Les colonies de hasard ne sont arrivées qu'après l’invention de la navigation. A la suite de naufrages, plusieurs en réchappèrent, et parmi eux des femmes qui ont donné lieu à plusieurs peuplades. Il y a grande apparence que plusieurs îles ont été habitées de la sorte, et que les premiers peuples d’Amérique y ont été transportés de cette façon. On voit que Vauban n’y entend point malice, et que pour tant faire que de se lancer dans le domaine de l’hypothèse, il admet la plus simple. En 1744, dans son livre sur le Canada, le Père Charlevoix nous apprend qu’il y avait encore diversité de vues au sujet de l’origine probable des Américains’, quelques-uns voyant des Frisons dans les ancêtres des Américains, tandis que d’autres, en bons Français, tiennent pour les Gaulois. Le Père Kirker opine pour les Egyptiens, un autre pour les Phéniciens, tandis que le jésuite espagnol Joseph de Acosta estime que ce sont des Asiatiques dont le passage s’est fait par le nord de l’Asie ou par les terres qui sont au sud du détroit de Magellan.

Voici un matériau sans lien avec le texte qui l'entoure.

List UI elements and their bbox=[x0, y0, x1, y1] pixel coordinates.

Les colonies de raison ont été faites par délibération de conseil, les unes pour se décharger d’une partie de leurs peuples, quand les pays ne pouvaient plus les nourrir, les autres par simple ambition. Les Phéniciens et les Egyptiens en furent les inventeurs. Ici Vauban se trompe en parlant des Egyptiens, qui furent le peuple le plus casanier de l’antiquité, laissant aux Phéniciens le monopole de leur commerce ; mais où il est dans le vrai, c’est quand il constate qu’après avoir été comme assoupie près de mille ans, cette méthode s’est renouvelée par les Espagnols, Portugais, Français et Anglais, qui ont rempli une grande partie de l’Amérique et des Indes. En parlant du Canada, de la Louisiane et de Saint-Domingue, c’est avec raison qu’il pousse ce cri d’alarme : Si le roi ne travaille pas vigoureusement à l’accroissement de ces colonies, à la première guerre qu’il y aura avec les Anglais, nous les perdrons, et pour lors n’y reviendrons jamais, et nous n’aurons plus en Amérique que la part qu’ils nous en voudront bien faire.

Vauban n’a été que trop bon prophète ; mais l’opinion publique n’attachait alors qu’une faible importance aux colonies. Est-elle beaucoup mieux éclairée aujourd’hui ?

 

 

 



[1] Description géographique de l'élection de Vézelay, Oisivetés, t. II.

[2] Publié en 1842 par le colonel Augoyat.